A startup requires capital which would be used to set up a shop, stock inventory, launch a marketing campaign, and so on. It often relies on funds provided by people within the immediate network of the entrepreneur. Family members and friends, in addition to the personal savings of the entrepreneur help to provide the required startup capital. This is often the easiest means of obtaining funds for a startup. Options outside the immediate network of the entrepreneur, such as angel investors and loans from banks, become the next available options when personal savings and contributions from family and friends are not enough. Most of the time, these second alternatives are not so easy to obtain.
What is crowdfunding?
Crowdfunding is the pooling together of a large number of people to raise money that would be used to fund a project or venture. Each person contributes a small percentage of the needed funds. Crowdfunding is usually done via the internet, which makes it easy to attract as many people as possible.
In recent times, with the advent of crowdfunding, startups have the opportunity to conveniently gather funds from the public.
Benefits of Crowdfunding a Startup
- Saves time and money: setting up a crowdfunding strategy is much easier and takes far lesser time to raise the required capital than approaching banks and private investors. It eliminates the need for constant pitching, negotiating, and prospecting.
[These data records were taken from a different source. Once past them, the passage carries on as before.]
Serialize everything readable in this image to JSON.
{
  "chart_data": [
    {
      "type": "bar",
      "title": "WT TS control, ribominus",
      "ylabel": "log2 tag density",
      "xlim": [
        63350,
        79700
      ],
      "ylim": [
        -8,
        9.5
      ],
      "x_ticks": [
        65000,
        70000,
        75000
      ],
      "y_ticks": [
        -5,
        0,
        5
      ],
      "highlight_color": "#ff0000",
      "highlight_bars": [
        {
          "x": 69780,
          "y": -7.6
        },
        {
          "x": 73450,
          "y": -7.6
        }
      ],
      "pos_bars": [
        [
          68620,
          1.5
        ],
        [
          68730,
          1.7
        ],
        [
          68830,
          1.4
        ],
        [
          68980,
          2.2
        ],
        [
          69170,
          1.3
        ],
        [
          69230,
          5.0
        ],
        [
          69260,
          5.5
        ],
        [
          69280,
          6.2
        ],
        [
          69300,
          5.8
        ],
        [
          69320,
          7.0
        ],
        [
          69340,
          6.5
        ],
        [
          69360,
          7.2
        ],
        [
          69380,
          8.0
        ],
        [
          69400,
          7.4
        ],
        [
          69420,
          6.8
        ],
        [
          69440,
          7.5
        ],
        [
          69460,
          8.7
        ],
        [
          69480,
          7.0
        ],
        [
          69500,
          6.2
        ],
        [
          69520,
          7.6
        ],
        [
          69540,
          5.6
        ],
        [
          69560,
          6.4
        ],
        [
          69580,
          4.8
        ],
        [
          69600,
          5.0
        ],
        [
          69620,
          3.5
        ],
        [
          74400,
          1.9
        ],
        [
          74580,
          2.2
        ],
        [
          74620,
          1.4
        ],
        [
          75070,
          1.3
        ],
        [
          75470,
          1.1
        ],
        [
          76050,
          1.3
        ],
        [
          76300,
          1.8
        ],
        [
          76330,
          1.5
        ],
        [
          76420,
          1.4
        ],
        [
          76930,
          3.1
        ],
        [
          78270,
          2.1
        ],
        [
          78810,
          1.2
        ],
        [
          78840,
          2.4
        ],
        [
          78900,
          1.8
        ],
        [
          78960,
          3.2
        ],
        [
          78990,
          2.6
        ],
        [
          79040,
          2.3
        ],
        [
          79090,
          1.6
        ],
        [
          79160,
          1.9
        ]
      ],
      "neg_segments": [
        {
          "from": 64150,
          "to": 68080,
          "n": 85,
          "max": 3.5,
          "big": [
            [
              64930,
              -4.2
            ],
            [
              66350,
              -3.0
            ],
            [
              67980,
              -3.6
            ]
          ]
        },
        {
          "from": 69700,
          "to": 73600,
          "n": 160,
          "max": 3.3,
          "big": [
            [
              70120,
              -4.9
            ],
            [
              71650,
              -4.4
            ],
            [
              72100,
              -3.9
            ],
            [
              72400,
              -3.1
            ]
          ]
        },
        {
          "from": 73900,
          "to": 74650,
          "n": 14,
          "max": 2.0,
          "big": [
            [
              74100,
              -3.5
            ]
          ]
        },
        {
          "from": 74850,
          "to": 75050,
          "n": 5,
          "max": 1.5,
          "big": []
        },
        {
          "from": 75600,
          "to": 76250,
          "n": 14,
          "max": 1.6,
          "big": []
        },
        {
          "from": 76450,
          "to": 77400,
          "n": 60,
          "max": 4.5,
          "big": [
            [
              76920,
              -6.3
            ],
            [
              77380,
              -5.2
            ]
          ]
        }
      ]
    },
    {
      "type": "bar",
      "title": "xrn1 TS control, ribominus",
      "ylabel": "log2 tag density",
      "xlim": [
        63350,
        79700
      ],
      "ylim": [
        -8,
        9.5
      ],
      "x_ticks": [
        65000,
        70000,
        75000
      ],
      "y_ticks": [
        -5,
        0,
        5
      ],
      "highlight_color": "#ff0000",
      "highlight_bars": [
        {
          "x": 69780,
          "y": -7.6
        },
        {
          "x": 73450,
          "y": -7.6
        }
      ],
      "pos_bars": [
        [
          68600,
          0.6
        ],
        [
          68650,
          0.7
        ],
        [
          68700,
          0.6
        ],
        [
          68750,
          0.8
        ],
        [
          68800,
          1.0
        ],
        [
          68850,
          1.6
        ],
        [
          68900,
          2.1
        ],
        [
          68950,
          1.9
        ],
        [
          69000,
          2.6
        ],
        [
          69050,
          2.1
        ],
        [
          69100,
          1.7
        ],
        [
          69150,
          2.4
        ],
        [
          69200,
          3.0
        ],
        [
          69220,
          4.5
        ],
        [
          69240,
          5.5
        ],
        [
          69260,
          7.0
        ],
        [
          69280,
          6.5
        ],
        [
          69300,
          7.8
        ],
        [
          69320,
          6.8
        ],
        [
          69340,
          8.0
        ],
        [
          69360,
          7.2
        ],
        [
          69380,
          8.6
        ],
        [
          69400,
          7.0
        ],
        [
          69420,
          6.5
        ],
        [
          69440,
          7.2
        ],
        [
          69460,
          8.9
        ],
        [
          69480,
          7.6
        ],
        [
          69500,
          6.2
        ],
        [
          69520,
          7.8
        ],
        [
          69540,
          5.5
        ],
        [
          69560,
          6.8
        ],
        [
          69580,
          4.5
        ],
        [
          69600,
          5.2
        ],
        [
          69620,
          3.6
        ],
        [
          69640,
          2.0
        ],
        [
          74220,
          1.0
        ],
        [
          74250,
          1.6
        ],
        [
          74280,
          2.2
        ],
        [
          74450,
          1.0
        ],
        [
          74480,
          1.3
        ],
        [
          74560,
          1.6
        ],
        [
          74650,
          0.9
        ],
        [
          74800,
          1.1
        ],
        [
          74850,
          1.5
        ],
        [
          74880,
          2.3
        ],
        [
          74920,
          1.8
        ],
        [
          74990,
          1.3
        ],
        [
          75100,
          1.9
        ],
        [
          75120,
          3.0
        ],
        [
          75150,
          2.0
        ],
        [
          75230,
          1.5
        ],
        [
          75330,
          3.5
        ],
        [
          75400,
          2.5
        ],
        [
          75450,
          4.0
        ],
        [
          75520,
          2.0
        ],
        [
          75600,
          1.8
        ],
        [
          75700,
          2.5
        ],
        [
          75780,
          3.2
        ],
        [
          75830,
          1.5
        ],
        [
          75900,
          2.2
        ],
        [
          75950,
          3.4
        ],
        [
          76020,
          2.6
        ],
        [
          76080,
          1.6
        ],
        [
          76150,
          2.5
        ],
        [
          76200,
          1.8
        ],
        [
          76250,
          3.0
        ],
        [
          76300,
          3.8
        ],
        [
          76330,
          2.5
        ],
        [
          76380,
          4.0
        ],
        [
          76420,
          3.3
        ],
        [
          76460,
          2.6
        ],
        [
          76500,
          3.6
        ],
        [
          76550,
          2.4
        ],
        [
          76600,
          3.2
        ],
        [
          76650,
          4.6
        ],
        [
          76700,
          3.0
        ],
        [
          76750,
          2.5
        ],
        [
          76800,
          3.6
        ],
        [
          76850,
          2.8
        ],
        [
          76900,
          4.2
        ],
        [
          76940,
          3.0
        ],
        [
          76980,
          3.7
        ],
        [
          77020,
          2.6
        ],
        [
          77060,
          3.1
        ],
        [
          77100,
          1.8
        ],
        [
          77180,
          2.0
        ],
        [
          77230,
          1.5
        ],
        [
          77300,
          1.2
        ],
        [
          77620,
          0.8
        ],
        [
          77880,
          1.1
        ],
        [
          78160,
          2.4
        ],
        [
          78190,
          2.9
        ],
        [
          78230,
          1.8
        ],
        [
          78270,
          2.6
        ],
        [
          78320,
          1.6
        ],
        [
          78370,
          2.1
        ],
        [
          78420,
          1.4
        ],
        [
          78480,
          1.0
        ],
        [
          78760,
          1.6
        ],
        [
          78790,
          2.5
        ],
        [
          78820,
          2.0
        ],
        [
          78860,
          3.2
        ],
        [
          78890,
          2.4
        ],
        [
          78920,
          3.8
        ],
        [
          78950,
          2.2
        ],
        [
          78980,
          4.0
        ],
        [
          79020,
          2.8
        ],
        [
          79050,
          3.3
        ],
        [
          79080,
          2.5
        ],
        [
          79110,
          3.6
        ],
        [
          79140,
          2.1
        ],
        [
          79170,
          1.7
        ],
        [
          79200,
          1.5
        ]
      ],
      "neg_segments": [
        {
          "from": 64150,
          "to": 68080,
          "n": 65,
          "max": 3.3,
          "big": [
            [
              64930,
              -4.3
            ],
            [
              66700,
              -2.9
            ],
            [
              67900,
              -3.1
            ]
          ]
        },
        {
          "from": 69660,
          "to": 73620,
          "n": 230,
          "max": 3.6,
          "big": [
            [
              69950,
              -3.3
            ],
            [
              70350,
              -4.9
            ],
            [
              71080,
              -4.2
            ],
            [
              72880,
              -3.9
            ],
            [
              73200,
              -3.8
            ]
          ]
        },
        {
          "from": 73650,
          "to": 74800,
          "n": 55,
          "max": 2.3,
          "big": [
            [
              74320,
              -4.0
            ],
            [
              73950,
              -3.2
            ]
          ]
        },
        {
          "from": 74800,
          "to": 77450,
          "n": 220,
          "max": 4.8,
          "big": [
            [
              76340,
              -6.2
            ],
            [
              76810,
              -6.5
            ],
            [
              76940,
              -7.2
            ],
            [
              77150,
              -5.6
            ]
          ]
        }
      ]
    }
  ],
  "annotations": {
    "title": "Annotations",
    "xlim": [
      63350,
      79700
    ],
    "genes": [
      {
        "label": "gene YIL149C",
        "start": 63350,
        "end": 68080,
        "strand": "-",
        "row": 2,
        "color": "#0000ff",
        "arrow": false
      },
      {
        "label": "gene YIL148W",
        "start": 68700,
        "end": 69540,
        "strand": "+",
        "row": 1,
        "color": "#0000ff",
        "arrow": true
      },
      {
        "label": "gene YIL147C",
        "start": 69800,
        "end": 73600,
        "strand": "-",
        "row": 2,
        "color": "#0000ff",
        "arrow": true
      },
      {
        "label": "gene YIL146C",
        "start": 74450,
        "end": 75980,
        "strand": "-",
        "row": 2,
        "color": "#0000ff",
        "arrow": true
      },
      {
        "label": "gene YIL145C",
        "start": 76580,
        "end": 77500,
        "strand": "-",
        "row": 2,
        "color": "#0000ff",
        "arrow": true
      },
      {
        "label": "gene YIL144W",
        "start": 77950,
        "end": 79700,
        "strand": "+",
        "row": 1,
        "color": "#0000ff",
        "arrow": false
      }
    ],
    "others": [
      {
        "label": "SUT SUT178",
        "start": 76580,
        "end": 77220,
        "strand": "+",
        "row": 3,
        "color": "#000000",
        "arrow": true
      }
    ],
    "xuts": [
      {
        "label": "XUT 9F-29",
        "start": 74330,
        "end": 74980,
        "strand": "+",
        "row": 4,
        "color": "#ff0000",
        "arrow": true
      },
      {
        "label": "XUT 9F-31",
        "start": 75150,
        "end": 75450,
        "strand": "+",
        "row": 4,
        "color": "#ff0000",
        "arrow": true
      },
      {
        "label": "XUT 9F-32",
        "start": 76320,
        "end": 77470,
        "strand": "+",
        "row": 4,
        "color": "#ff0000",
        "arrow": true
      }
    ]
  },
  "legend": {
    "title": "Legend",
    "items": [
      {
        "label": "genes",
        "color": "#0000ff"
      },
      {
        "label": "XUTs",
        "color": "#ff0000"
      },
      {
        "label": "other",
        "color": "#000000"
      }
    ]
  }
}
- Helps in establishing a customer base: raising funds for a startup through crowdfunding basically means having a very large number of people backing your business. Many of these people not only become part of your customer base, but also part of your sales force as they get involved in promoting the business. One of the biggest challenges for startups is how to spread word about the new business and many spend a lot of time trying to get the business noticed in the organic search world. Crowdfunding , therefore, provides a two way advantage in this regard.
- Gives control over how to reward investors: crowdfunding often makes use of reward based incentives to compensate investors, rather than having to give up equity in the business. The startup also has control over the percentage interest offered to investors.
- Provides an honest feedback: if a startup finds it difficult to attract people to invest, even after observing best practices in the crowdfunding campaign, it could mean that the startup idea does meet the needs of the public and won’t be able to create much value.
- Makes startup inflexible: as soon as the contributions have been made, it becomes difficult to make any considerable changes to the initial startup idea. Also, any delays in the stated timeline would damage the reputation of the business.
- Often adopts an all-or-nothing approach: some crowdfunding platforms only release the contributed funds when it has achieved or exceeded 100% of the stated startup capital. This puts the startup on hold, even after a considerable amount has been obtained.
- The startup bears the administrative burden: the startup bears all the burden of administrating investors, which often involves a great deal of paperwork, the need to provide regular reports, and having to handle a large number of investors who are often inquisitive as to how the business is being run.